It came as no surprise when legislation to place the issue of a gay marriage ban before the voters died this afternoon in the Assembly Judiciary Committee.
But what was interesting was some of the debate over the bill-- specifically, what the bill's language would mean for local governments.
ACA 3 by Assemblymember Ray Haynes (R-Murietta) would ask voters to amend the state Constitution by restricting marriage to one man and one woman. It also, however, contains language that says the "benefits" of marriage may not be conferred upon any other "union or partnership."
And that, to many of the committee's majority Democrats, raised a separate issue: if a city chooses to offer all the same benefits to a gay employee and their partner that are offered to a heterosexual employee and their spouse... then would that city be in violation of the state Constitution (assuming ACA 3 was approved by the voters)?

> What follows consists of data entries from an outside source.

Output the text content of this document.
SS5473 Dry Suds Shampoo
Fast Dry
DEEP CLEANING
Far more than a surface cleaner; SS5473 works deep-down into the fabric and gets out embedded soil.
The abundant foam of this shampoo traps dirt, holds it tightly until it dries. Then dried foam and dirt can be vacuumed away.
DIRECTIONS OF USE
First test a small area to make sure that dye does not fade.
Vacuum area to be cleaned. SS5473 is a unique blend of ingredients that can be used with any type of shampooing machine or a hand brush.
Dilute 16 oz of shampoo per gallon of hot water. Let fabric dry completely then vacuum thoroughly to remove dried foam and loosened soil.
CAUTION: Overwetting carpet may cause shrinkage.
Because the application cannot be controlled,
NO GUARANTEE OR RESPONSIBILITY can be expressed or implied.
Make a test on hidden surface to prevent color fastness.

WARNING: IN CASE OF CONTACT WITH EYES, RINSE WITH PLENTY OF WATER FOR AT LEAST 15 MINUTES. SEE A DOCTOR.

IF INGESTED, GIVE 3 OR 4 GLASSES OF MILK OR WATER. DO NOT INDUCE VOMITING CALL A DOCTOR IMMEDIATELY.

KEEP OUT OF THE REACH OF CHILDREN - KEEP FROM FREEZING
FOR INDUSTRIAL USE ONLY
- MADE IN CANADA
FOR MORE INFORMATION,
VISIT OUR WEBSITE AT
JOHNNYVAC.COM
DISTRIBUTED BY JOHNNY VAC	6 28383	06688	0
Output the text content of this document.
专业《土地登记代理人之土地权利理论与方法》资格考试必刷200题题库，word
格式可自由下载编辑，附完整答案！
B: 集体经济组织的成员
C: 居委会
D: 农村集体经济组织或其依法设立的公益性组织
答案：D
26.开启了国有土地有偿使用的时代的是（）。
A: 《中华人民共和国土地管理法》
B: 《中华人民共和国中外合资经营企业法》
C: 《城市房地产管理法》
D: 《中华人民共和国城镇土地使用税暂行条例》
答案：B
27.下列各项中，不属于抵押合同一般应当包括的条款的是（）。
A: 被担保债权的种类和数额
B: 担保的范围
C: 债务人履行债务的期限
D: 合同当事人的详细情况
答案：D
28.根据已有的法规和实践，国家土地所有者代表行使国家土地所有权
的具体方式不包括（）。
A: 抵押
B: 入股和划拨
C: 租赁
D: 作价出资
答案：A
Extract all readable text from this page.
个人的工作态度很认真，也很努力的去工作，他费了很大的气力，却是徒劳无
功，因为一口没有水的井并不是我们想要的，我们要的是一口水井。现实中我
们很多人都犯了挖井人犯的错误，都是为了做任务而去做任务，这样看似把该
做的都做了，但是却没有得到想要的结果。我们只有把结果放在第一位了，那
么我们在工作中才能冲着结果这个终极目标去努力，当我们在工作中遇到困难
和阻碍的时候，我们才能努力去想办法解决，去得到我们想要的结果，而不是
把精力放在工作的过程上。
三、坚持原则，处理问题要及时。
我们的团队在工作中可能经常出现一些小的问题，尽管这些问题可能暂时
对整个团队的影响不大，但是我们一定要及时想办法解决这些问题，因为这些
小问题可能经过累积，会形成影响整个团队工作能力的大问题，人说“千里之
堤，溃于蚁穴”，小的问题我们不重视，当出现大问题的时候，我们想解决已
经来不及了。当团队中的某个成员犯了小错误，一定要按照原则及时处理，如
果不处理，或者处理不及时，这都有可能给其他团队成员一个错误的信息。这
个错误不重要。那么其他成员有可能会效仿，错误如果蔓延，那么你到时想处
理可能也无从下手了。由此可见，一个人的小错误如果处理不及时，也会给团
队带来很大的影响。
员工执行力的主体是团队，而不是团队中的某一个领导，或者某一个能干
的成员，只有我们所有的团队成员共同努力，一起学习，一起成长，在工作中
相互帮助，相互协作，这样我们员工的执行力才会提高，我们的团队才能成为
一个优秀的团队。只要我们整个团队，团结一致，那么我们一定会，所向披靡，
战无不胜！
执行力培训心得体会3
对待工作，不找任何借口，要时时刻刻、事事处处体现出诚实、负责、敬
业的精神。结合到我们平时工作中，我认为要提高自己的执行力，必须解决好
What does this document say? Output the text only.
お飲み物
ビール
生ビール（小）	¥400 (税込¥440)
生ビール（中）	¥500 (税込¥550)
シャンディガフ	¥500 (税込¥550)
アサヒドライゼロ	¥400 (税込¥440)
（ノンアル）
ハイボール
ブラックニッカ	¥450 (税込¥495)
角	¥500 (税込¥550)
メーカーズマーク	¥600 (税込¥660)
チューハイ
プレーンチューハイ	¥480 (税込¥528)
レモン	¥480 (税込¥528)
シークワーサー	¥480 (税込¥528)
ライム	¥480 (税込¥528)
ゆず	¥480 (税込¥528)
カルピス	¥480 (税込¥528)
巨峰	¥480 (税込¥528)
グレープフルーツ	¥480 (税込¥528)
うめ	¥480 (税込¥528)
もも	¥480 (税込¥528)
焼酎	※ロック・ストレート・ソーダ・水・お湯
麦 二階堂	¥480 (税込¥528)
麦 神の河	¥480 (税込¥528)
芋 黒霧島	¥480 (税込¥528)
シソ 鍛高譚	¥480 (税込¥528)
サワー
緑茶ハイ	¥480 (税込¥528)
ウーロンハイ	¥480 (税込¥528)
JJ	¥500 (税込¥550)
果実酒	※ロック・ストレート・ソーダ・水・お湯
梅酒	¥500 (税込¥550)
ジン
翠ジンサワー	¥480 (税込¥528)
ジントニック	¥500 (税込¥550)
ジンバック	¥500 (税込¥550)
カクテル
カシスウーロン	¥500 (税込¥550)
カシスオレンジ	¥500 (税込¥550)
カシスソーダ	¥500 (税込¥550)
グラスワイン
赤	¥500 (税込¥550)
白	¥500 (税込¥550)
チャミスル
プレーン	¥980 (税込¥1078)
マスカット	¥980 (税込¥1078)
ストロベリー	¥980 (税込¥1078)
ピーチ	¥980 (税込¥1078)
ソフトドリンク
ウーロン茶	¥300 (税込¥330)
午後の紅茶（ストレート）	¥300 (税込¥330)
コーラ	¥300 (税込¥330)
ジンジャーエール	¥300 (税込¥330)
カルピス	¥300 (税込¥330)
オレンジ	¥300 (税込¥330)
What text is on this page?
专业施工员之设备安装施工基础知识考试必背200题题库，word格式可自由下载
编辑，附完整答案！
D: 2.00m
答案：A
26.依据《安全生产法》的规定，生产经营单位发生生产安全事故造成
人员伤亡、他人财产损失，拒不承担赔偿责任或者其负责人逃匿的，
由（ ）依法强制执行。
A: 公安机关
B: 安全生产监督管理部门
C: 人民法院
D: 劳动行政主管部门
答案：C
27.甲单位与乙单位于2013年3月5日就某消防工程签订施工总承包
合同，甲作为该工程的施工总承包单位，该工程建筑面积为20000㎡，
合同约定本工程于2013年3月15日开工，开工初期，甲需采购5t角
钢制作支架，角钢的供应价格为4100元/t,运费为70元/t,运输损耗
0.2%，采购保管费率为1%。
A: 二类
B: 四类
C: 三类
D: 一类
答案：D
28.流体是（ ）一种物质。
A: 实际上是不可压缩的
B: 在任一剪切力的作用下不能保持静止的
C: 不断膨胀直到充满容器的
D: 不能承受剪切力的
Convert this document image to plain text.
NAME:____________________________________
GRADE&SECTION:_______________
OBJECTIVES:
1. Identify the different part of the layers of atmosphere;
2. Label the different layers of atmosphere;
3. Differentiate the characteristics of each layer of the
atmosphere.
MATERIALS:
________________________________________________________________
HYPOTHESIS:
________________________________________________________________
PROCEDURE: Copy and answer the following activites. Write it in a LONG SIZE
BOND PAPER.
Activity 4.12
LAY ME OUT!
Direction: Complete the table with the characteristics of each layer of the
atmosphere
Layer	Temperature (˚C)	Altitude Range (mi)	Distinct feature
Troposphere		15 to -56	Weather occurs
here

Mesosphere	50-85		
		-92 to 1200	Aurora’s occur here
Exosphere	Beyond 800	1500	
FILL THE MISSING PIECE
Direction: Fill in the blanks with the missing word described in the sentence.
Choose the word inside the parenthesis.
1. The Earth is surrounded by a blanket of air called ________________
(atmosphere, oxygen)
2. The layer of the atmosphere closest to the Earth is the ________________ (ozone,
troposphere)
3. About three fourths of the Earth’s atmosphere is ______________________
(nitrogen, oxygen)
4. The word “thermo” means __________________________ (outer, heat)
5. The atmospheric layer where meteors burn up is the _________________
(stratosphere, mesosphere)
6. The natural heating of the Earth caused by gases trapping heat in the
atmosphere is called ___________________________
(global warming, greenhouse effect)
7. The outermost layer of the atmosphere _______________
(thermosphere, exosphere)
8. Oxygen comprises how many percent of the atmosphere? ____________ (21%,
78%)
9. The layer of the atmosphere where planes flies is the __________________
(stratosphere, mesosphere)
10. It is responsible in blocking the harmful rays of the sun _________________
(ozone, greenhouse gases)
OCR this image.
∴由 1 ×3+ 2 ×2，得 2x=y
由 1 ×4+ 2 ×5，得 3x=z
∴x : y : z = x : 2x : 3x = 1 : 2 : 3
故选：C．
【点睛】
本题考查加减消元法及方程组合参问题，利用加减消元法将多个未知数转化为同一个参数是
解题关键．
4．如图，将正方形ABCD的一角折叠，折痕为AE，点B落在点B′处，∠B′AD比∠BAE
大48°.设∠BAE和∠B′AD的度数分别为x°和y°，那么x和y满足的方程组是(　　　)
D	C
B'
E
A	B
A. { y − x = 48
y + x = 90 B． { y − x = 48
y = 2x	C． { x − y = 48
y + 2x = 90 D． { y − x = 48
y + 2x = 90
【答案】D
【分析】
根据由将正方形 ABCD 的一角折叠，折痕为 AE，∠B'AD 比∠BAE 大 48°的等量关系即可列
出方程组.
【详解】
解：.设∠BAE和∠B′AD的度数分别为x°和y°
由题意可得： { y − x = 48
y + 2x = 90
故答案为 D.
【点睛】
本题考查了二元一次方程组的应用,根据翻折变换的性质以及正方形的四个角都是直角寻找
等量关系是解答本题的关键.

The issue prompted a testy exchange between Haynes and several Democrats, including Assemblymember Noreen Evans (D-Santa Rosa). Haynes asserted the bill would not ban those benefits, while Evans argued the bill's language was silent on the issue. Haynes later dismissed the debate as a "red herring" raised by Democrats who weren't going to vote for his bill in the first place.
And they didn't let him down. ACA 3 was defeated on a party line vote... the same kind of vote that led the committee to approve Assemblymember Mark Leno's AB 19 allowing gay marriage just a few weeks ago.